A quantitative FCE has been developed for use in the PRIDE program. Examples of pre- and postrehabilitation FCE reports are provided in Figs. 111.5A and 111.5B , respectively. The patient entered the treatment program with 28 months of injury-related total disability and 12 months following L5–S1 fusion. His job of injury, in construction, required a very heavy physical demand level. He was terminated from his job of injury while in treatment and chose a target job goal of construction project manager. As can be seen in Fig. 111.5A , the patient tested at a below sedentary level in the initial FCE, in large part due to his inability to do any floor-to-waist lifting. Chronic pain patients are frequently so physically inhibited by their psychosocial comorbidities that “0” scores on one or more tests are not uncommon at the initial FCE. The extreme deficits of trunk strength that he demonstrated in the Biodex lift test and the Progressive Isoinertial Lifting Evaluation indicated that he was unable to develop torque, which was likely due, at least in part, to pain inhibition. After completing the functional restoration program, however, his physical demand level had increased to heavy, which met the demands of his target job (see Fig. 111.5B ). The principles underpinning an FCE in a chronic pain population are discussed in an American Medical Association book on FCEs by Galper and colleagues.
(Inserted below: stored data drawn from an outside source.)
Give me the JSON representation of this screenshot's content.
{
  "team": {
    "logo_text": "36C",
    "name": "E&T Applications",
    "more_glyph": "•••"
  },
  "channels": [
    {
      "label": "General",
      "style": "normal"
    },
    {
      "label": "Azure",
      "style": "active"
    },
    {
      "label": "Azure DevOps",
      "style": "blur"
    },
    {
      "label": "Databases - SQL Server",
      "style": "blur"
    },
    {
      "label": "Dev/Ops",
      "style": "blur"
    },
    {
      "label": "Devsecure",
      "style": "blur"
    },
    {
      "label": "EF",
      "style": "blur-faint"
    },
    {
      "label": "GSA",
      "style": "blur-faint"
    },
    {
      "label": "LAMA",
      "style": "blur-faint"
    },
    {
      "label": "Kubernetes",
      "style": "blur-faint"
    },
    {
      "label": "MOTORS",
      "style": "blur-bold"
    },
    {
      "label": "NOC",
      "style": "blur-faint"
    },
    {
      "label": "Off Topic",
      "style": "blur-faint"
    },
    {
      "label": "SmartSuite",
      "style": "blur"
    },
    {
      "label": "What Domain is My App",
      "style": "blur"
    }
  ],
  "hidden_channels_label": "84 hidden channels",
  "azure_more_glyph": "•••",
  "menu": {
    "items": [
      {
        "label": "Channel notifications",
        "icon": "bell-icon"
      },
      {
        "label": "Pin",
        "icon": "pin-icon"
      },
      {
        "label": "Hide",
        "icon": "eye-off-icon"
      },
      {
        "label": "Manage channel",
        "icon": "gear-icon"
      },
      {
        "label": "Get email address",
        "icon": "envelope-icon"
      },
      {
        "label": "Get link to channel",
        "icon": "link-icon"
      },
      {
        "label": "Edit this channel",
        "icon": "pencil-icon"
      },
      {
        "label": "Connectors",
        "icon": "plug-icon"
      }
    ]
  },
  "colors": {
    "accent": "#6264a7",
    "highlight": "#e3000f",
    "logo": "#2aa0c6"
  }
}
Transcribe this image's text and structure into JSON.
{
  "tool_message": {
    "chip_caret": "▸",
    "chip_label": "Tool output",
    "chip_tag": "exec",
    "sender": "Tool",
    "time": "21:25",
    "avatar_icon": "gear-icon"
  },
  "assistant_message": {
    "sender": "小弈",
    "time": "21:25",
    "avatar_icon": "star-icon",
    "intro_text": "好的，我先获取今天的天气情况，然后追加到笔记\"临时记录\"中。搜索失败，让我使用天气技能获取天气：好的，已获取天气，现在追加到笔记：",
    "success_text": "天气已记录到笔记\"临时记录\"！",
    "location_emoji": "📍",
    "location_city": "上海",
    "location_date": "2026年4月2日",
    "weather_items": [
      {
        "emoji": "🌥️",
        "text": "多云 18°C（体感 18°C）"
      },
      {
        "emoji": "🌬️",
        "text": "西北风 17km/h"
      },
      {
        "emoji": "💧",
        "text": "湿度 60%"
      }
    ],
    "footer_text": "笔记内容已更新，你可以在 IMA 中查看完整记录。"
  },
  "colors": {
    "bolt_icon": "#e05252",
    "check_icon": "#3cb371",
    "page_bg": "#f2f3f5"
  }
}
In summary, quantification of physical function is a relatively new, important, but still underused tool in assessing patients with CSP. Quantification of physical functional capacity requires patient motivation, but because an effort factor can be identified by a skilled therapist with each physical capacity test, suboptimal effort can be recognized and used to evaluate and address patient fear-avoidance beliefs, hyperalgesia, or motivational barrier.